Integrative modules for efficient genome engineering in yeast
Authors:Triana Amen1 and Daniel Kaganovich1
doi: 10.15698/mic2017.06.576
Volume 4, pp. 182 to 190, published 05/06/2017.
1 Department of Cell and Developmental Biology, Hebrew University of Jerusalem, Givat Ram, Jerusalem 91904, Israel.
Keywords:
vector, bidirectional promoter, integrative plasmid, genetic integration, yeast, Saccharomyces cerevisiae.
Corresponding Author(s):
Conflict of interest statement:
The authors declare no conflicts of interest.

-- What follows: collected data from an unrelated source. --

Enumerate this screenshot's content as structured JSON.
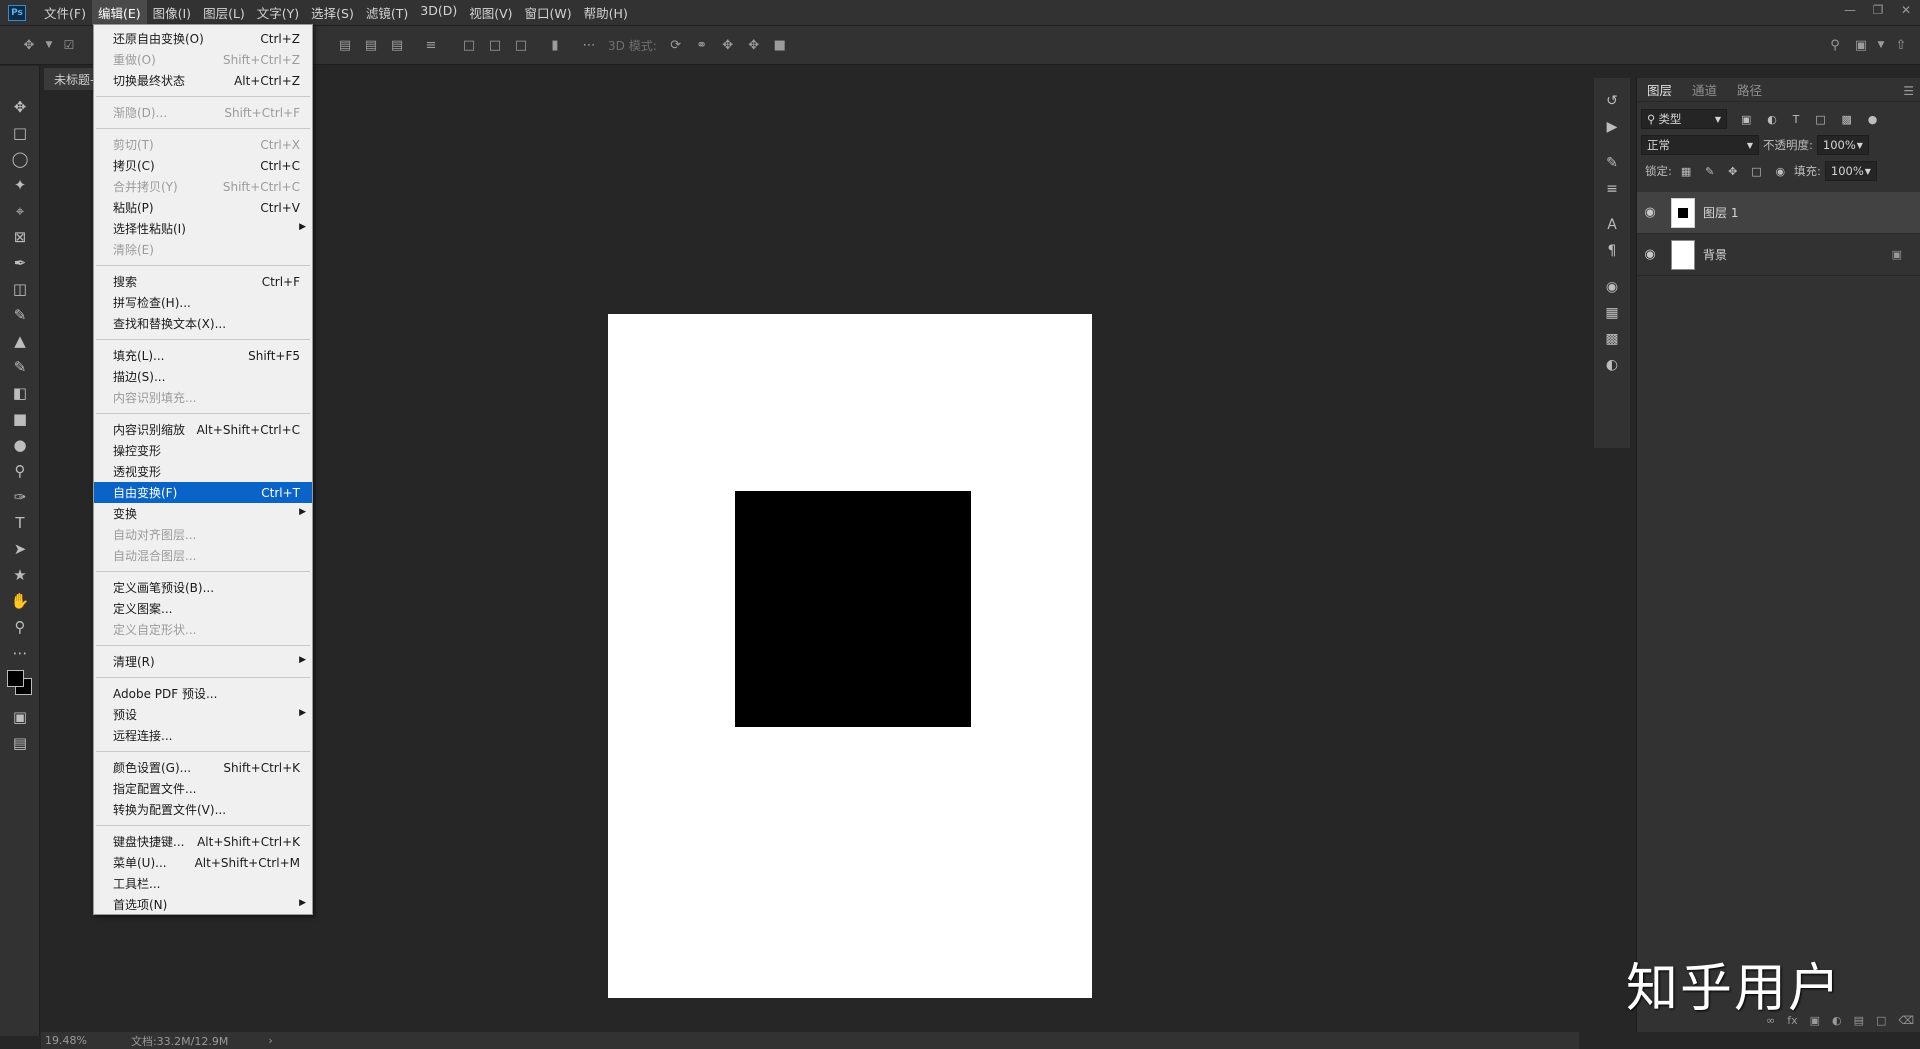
{
  "app": {
    "logo": "Ps"
  },
  "menubar": {
    "items": [
      "文件(F)",
      "编辑(E)",
      "图像(I)",
      "图层(L)",
      "文字(Y)",
      "选择(S)",
      "滤镜(T)",
      "3D(D)",
      "视图(V)",
      "窗口(W)",
      "帮助(H)"
    ],
    "active_index": 1
  },
  "options_bar": {
    "mode_label": "3D 模式:"
  },
  "document": {
    "tab_title": "未标题-"
  },
  "status": {
    "zoom": "19.48%",
    "doc_size": "文档:33.2M/12.9M"
  },
  "edit_menu": {
    "groups": [
      [
        {
          "label": "还原自由变换(O)",
          "shortcut": "Ctrl+Z",
          "disabled": false
        },
        {
          "label": "重做(O)",
          "shortcut": "Shift+Ctrl+Z",
          "disabled": true
        },
        {
          "label": "切换最终状态",
          "shortcut": "Alt+Ctrl+Z",
          "disabled": false
        }
      ],
      [
        {
          "label": "渐隐(D)...",
          "shortcut": "Shift+Ctrl+F",
          "disabled": true
        }
      ],
      [
        {
          "label": "剪切(T)",
          "shortcut": "Ctrl+X",
          "disabled": true
        },
        {
          "label": "拷贝(C)",
          "shortcut": "Ctrl+C",
          "disabled": false
        },
        {
          "label": "合并拷贝(Y)",
          "shortcut": "Shift+Ctrl+C",
          "disabled": true
        },
        {
          "label": "粘贴(P)",
          "shortcut": "Ctrl+V",
          "disabled": false
        },
        {
          "label": "选择性粘贴(I)",
          "shortcut": "",
          "disabled": false,
          "submenu": true
        },
        {
          "label": "清除(E)",
          "shortcut": "",
          "disabled": true
        }
      ],
      [
        {
          "label": "搜索",
          "shortcut": "Ctrl+F",
          "disabled": false
        },
        {
          "label": "拼写检查(H)...",
          "shortcut": "",
          "disabled": false
        },
        {
          "label": "查找和替换文本(X)...",
          "shortcut": "",
          "disabled": false
        }
      ],
      [
        {
          "label": "填充(L)...",
          "shortcut": "Shift+F5",
          "disabled": false
        },
        {
          "label": "描边(S)...",
          "shortcut": "",
          "disabled": false
        },
        {
          "label": "内容识别填充...",
          "shortcut": "",
          "disabled": true
        }
      ],
      [
        {
          "label": "内容识别缩放",
          "shortcut": "Alt+Shift+Ctrl+C",
          "disabled": false
        },
        {
          "label": "操控变形",
          "shortcut": "",
          "disabled": false
        },
        {
          "label": "透视变形",
          "shortcut": "",
          "disabled": false
        },
        {
          "label": "自由变换(F)",
          "shortcut": "Ctrl+T",
          "disabled": false,
          "highlight": true
        },
        {
          "label": "变换",
          "shortcut": "",
          "disabled": false,
          "submenu": true
        },
        {
          "label": "自动对齐图层...",
          "shortcut": "",
          "disabled": true
        },
        {
          "label": "自动混合图层...",
          "shortcut": "",
          "disabled": true
        }
      ],
      [
        {
          "label": "定义画笔预设(B)...",
          "shortcut": "",
          "disabled": false
        },
        {
          "label": "定义图案...",
          "shortcut": "",
          "disabled": false
        },
        {
          "label": "定义自定形状...",
          "shortcut": "",
          "disabled": true
        }
      ],
      [
        {
          "label": "清理(R)",
          "shortcut": "",
          "disabled": false,
          "submenu": true
        }
      ],
      [
        {
          "label": "Adobe PDF 预设...",
          "shortcut": "",
          "disabled": false
        },
        {
          "label": "预设",
          "shortcut": "",
          "disabled": false,
          "submenu": true
        },
        {
          "label": "远程连接...",
          "shortcut": "",
          "disabled": false
        }
      ],
      [
        {
          "label": "颜色设置(G)...",
          "shortcut": "Shift+Ctrl+K",
          "disabled": false
        },
        {
          "label": "指定配置文件...",
          "shortcut": "",
          "disabled": false
        },
        {
          "label": "转换为配置文件(V)...",
          "shortcut": "",
          "disabled": false
        }
      ],
      [
        {
          "label": "键盘快捷键...",
          "shortcut": "Alt+Shift+Ctrl+K",
          "disabled": false
        },
        {
          "label": "菜单(U)...",
          "shortcut": "Alt+Shift+Ctrl+M",
          "disabled": false
        },
        {
          "label": "工具栏...",
          "shortcut": "",
          "disabled": false
        },
        {
          "label": "首选项(N)",
          "shortcut": "",
          "disabled": false,
          "submenu": true
        }
      ]
    ]
  },
  "layers_panel": {
    "tabs": [
      "图层",
      "通道",
      "路径"
    ],
    "active_tab": 0,
    "filter_kind": "类型",
    "blend_mode": "正常",
    "opacity_label": "不透明度:",
    "opacity_value": "100%",
    "lock_label": "锁定:",
    "fill_label": "填充:",
    "fill_value": "100%",
    "layers": [
      {
        "name": "图层 1",
        "selected": true,
        "locked": false
      },
      {
        "name": "背景",
        "selected": false,
        "locked": true
      }
    ]
  },
  "watermark": "知乎用户"
}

Please cite this article as:
Triana Amen and Daniel Kaganovich (2017). Integrative modules for efficient genome engineering in yeast. Microbial Cell 4(6):182-190. doi: 10.15698/mic2017.06.576
© 2017 Amen and Kaganovich. This is an open-access article released under the terms of the Creative Commons Attribution (CC BY) license, which allows the unrestricted use, distribution, and reproduction in any medium, provided the original author and source are acknowledged.
Abstract:
We present a set of vectors containing integrative modules for efficient genome integration into the commonly used selection marker loci of the yeast Saccharomyces cerevisiae. A fragment for genome integration is generated via PCR with a unique set of short primers and integrated into HIS3, URA3, ADE2, and TRP1 loci. The desired level of expression can be achieved by using constitutive (TEF1p, GPD1p), inducible (CUP1p, GAL1/10p), and daughter-specific (DSE4p) promoters available in the modules. The reduced size of the integrative module compared to conventional integrative plasmids allows efficient integration of multiple fragments. We demonstrate the efficiency of this tool by simultaneously tagging markers of the nucleus, vacuole, actin, and peroxisomes with genomically integrated fluorophores. Improved integration of our new pDK plasmid series allows stable introduction of several genes and can be used for multi-color imaging. New bidirectional promoters (TEF1p-GPD1p, TEF1p-CUP1p, and TEF1p-DSE4p) allow tractable metabolic engineering.